In [2]:
import numpy as np

### np.single

In [4]:
np.array([1, 1.2, 1.3, "22"], dtype=np.single)

array([ 1. ,  1.2,  1.3, 22. ], dtype=float32)

In [5]:
np.array([1, 1.2, 1.3, "22"])

array(['1', '1.2', '1.3', '22'], dtype='<U32')

___
### String Types: Sized Unicode

In [16]:
names = np.array(['bob', 'kim', 'amy'])
names

array(['bob', 'kim', 'amy'], dtype='<U3')

In [17]:
names.itemsize

12

In [12]:
names2 = np.array(['sarah', 'ashly', 'johny'])
names2

array(['sarah', 'ashly', 'johny'], dtype='<U5')

In [13]:
names2.itemsize

20

In [19]:
names2 = np.append(names2, 'josephine')
names2

array(['sarah', 'ashly', 'johny', 'josephine'], dtype='<U9')

In [20]:
names2.itemsize

36

###### important point when modifing the array of strings: 

In [21]:
x = np.array(['bob', 'kim', 'amy'])
x

array(['bob', 'kim', 'amy'], dtype='<U3')

In [22]:
x[1] = "ashly"
x

array(['bob', 'ash', 'amy'], dtype='<U3')
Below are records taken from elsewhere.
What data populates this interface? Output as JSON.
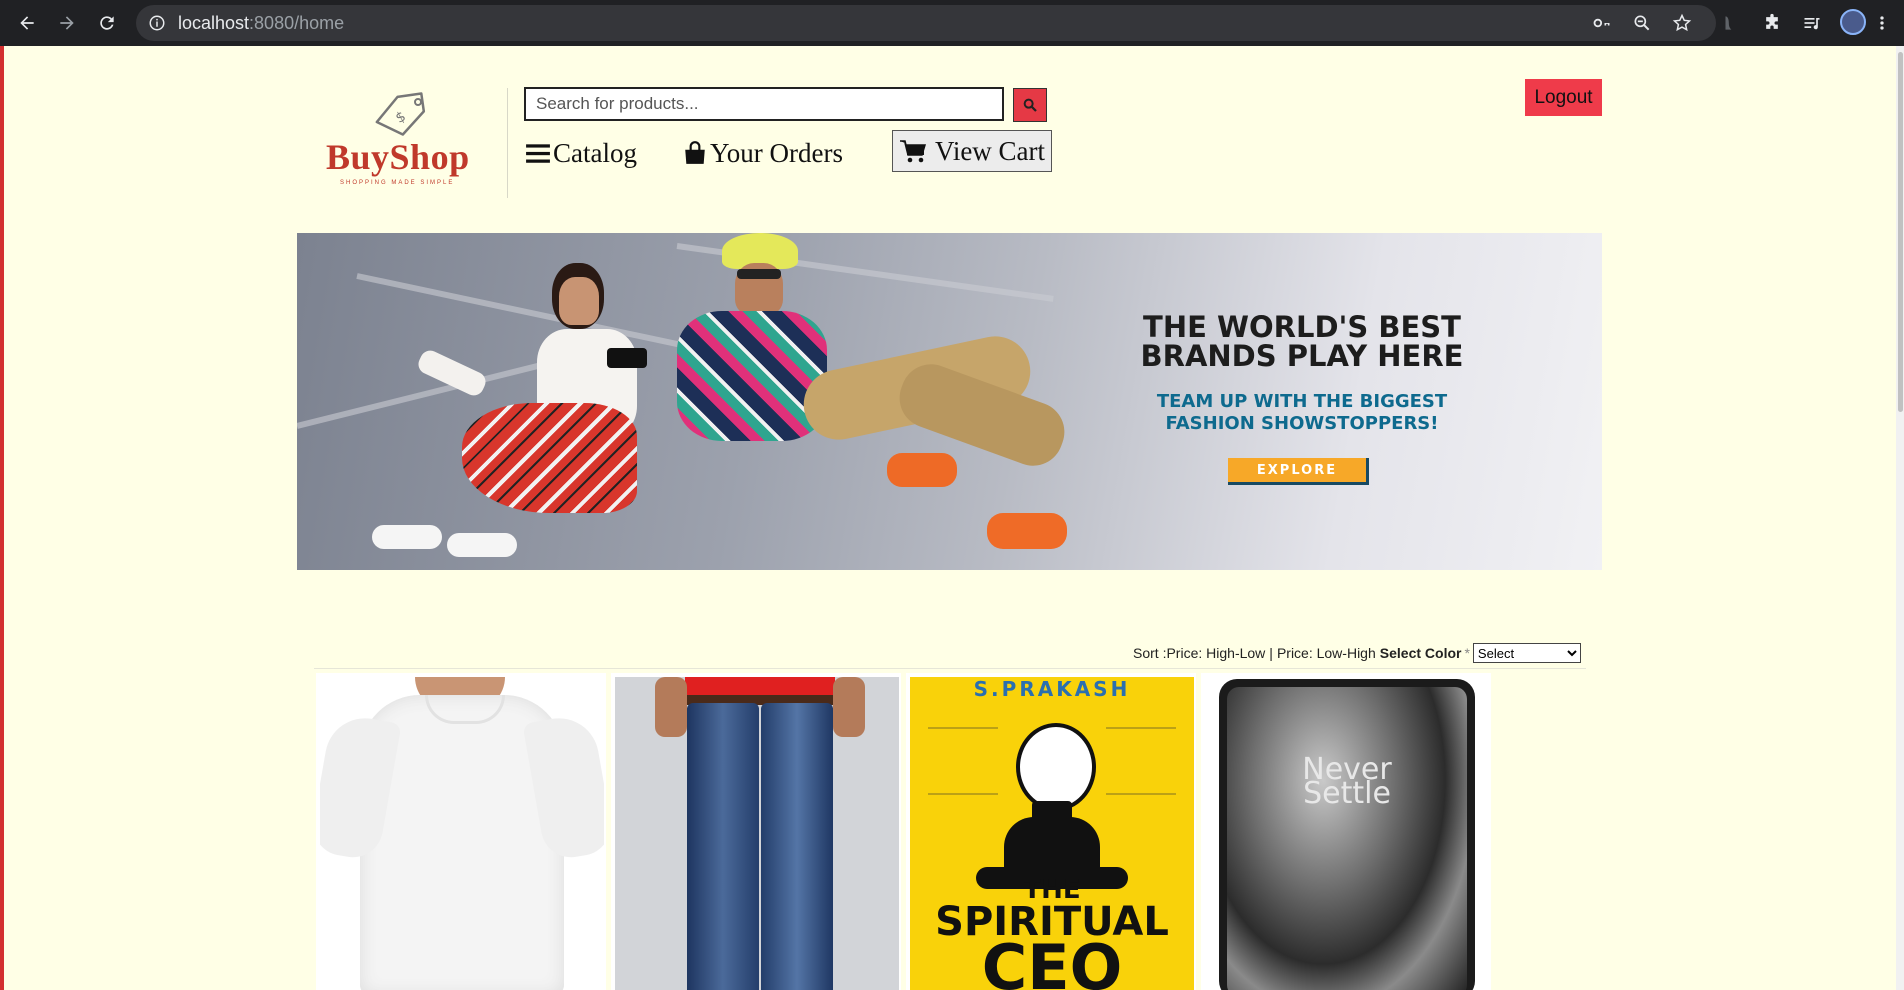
{
  "browser": {
    "url_host": "localhost",
    "url_rest": ":8080/home",
    "icons": [
      "back-icon",
      "forward-icon",
      "reload-icon",
      "info-icon",
      "key-icon",
      "zoom-icon",
      "star-icon",
      "extensions-icon",
      "media-icon",
      "menu-icon"
    ]
  },
  "brand": {
    "name": "BuyShop",
    "tagline": "SHOPPING MADE SIMPLE",
    "color": "#c0392b"
  },
  "search": {
    "placeholder": "Search for products...",
    "value": ""
  },
  "nav": {
    "catalog": "Catalog",
    "orders": "Your Orders",
    "cart": "View Cart",
    "logout": "Logout"
  },
  "hero": {
    "title": "THE WORLD'S BEST BRANDS PLAY HERE",
    "subtitle": "TEAM UP WITH THE BIGGEST FASHION SHOWSTOPPERS!",
    "cta": "EXPLORE"
  },
  "sort": {
    "label": "Sort : ",
    "high_low": "Price: High-Low",
    "separator": "|",
    "low_high": "Price: Low-High",
    "color_label": "Select Color",
    "required_mark": "*",
    "color_selected": "Select"
  },
  "products": [
    {
      "image": "white-tshirt"
    },
    {
      "image": "blue-jeans"
    },
    {
      "image": "book-spiritual-ceo",
      "author": "S.PRAKASH",
      "title_line1": "THE",
      "title_line2": "SPIRITUAL",
      "title_line3": "CEO"
    },
    {
      "image": "phone-never-settle",
      "screen_text_1": "Never",
      "screen_text_2": "Settle"
    }
  ],
  "colors": {
    "accent": "#e53945",
    "page_bg": "#ffffe6",
    "chrome": "#202124"
  }
}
as you can see we couldn't fit 'ashly' into the array, why?<br>
because as we can see, the dtype of the array is 'U3' which means each elment in the list can only contain 3<br>
characters and when we want to replace a 3 char element in the array with 'ashly' which has 5 charcters,<br>
it doesn't fit, so we only get the first 3 characters of the word so it'll fit into the array,<br>
!!if we append 'ashly' into the array, the result will be different because the array will be resized

___
### Structured Arrays
<div class="alert alert-block alert-info"> Important<div>

Originally, you learned that array items all have to be the same data type, but that wasn’t entirely correct. NumPy has a special kind of array, called a record array or structured array, with which you can specify a type and, optionally, a name on a per-column basis. This makes sorting and filtering even more powerful, and it can feel similar to working with data in Excel, CSVs, or relational databases.
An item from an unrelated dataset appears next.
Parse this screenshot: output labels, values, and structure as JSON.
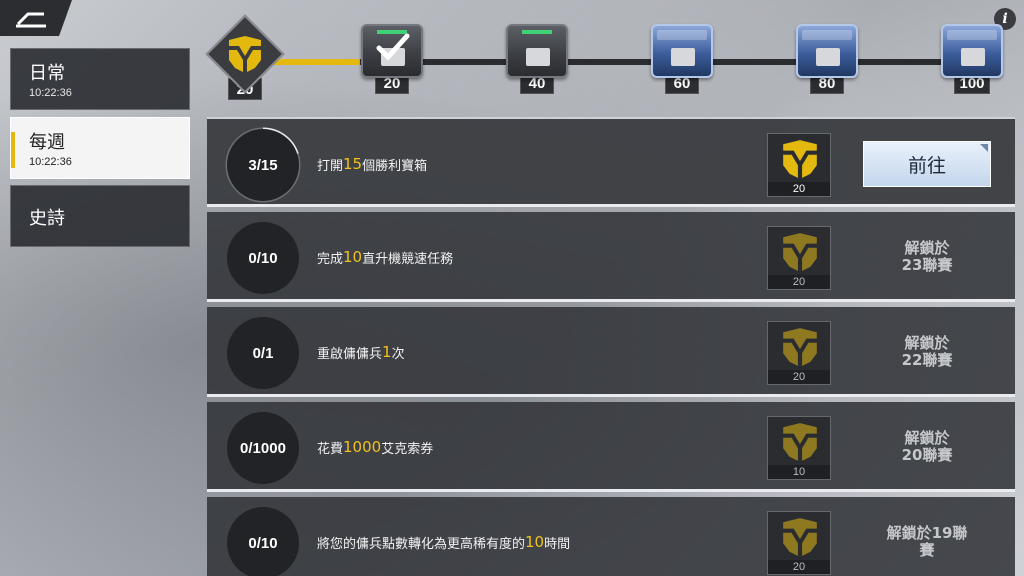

Structured arrays or record arrays are useful when you perform computations, and at the same time you could keep closely related data together. For example, when you process incident data and each incident contains geographic coordinates and the occurrence time, while you calculate the final result, you can easily find the associated geographic locations and timepoint for further visualization. NumPy also provides powerful capabilities to create arrays of records, as multiple data types live in one NumPy array. However, one principle in NumPy that still needs to be honored is that the data type in each field (you can think of this as a column in the records) needs to be homogeneous. Here are some simple examples that show you how it works:

In [21]:
x = np.empty((2,), dtype = ('i4, f4, U10')) 
x

array([(0, 0., ''), (0, 0., '')],
      dtype=[('f0', '<i4'), ('f1', '<f4'), ('f2', '<U10')])

In [22]:
x[1] = 12, 1.2, 'hi'
x

array([( 0, 0. , ''), (12, 1.2, 'hi')],
      dtype=[('f0', '<i4'), ('f1', '<f4'), ('f2', '<U10')])

In [23]:
x[:] = [(18, 0.5, 'jack'), (24, 3.5, 'adam')]
x

array([(18, 0.5, 'jack'), (24, 3.5, 'adam')],
      dtype=[('f0', '<i4'), ('f1', '<f4'), ('f2', '<U10')])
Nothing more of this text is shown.